The student market, a large part of Dunedin’s rental sector, has turned upside down since the ban on no-cause 90-day notices. Thompson does not disagree with it but says it has meant there are fewer properties available as student renters don’t want to say whether they are going to renew the tenancy or look for somewhere else. “There are probably only 100 student properties available now, whereas normally there are 300. With those hundred properties, 20 to 30 groups show up per viewing and we are only able to select one.”
Investing In Dunedin
For more information about investing in Dunedin go to www.otago.nzpif.org.nz.
by Corelogic Kelvin Davidson, Chief Property Economist
Rental data is sourced from the Ministry of Business, Innovation and Employment based on rental bonds lodged. This data is supplied grouped into geographic areas based on statistical area units used by Statistics NZ for the census and as a result do not always match well with common usage suburb names.
The rental data for each area is matched to property price information from our database to determine property prices and therefore yield. The yield is calculated as the annualised rental income divided by the median property value calculated using our E-Valuer.
The rental market across Dunedin is dominated by houses. Of the 492 properties recently available on the market for rent, 411 have been houses (84 per cent), 27 flats (5 per cent), with 54 apartments (11 per cent). Flats have been concentrated in Central Dunedin (15 properties), with six each in Kew/St Clair/St Kilda East and Mosgiel. These properties have represented 18 per cent of all those on the market for rent recently in Central Dunedin. Apartments are also a key property type in Central Dunedin (42), with a handful in Mosgiel and North East Valley/Pine Hill.

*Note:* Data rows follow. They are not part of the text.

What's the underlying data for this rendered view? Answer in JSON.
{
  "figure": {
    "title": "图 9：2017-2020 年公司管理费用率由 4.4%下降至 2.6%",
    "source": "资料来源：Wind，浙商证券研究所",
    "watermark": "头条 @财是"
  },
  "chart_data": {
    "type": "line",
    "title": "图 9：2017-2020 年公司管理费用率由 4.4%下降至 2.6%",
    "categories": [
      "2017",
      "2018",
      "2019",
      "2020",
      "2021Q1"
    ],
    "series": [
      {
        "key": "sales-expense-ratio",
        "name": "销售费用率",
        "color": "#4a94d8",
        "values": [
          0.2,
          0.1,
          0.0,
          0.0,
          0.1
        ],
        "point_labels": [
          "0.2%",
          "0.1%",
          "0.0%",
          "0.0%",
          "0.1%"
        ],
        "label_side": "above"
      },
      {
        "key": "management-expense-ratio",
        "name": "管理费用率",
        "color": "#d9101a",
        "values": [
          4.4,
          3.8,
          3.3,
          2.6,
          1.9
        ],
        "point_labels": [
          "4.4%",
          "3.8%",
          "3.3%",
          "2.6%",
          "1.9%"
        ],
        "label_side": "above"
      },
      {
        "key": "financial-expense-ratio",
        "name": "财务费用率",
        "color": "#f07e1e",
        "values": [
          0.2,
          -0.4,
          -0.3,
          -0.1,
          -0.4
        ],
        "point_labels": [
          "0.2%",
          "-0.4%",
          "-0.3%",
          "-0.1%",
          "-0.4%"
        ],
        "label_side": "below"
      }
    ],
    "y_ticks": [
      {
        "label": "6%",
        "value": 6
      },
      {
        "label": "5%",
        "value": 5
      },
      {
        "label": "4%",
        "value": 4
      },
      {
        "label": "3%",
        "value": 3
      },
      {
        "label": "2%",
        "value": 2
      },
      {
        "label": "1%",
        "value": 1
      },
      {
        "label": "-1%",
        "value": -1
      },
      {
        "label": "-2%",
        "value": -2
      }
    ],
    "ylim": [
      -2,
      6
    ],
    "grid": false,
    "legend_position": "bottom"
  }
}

Turning to houses, the largest markets for rentals lately have been Glenleith/Roslyn/Belleknowes (63), Kew/St Clair/St Kilda East (51), with Mosgiel, Musselburgh/Vauxhall/Peninsula, and Caversham all with 45. But in terms of concentration rates, many parts of Dunedin are 100 per cent – eg Kenmure/Mornington, University/Maori Hill, South Dunedin/St Kilda, Sunnyvale/Abbotsford/Burnside, Rural, and Ravenbourne/Mt Mera/Port Chalmers.
House Size, By Bedroom Count
Looking at the 411 houses recently for rent across Dunedin, none have had five bedrooms, and only 21/5 per cent with one.
The four-bedroom category has also been relatively small, with only 54 properties, or 13 per cent, of houses recently for rent. Kew/St Clair/St Kilda East has been the largest area for four-bedroom houses.
Looking at the more significant market for two-bedroom rental houses in Dunedin (123/30 per cent), the largest areas have been Central Dunedin (18), and Caversham, Glenleith/Roslyn/Belleknowes, and Kew/St Clair/St Kilda East, with 15 each. In Central Dunedin and South Dunedin/St Kilda, two-bedroom properties have been 67 per cent of all houses recently available for rent.
For three-bedroms, 213 were available for rent across Dunedin, or 52 per cent of houses. Glenleith/Roslyn/Belleknowes (39), Kenmure/Mornington (27), and Musselburgh/Vauxhall/Peninsula (27) have been the largest markets, with fairly high concentration rates; Kenmure/Mornington (82 per cent) and Glenleith/Roslyn/Belleknowes (62 per cent).
Rent And Yield
Median weekly rents for three-bedroom houses across Dunedin are in a tight range from $490 in rural areas, up to $595 in University/Maori Hill.
The values for these properties are more widely spread, from $452,950 in South Dunedin/St Kilda up to $806,650 in University/Maori Hill.
Rental yields have quite a wide range, from less than 4 per cent in University/Maori Hill, up to more than 5.5 per cent in Caversham and South Dunedin/St Kilda.
Rental growth itself has been wide-ranging across Dunedin lately, with three-bedroom houses falling by 2.6 per cent in the past year in Kenmure/Mornington, but rising by more than 15 per cent in Rural, South Dunedin/St Kilda and Caversham.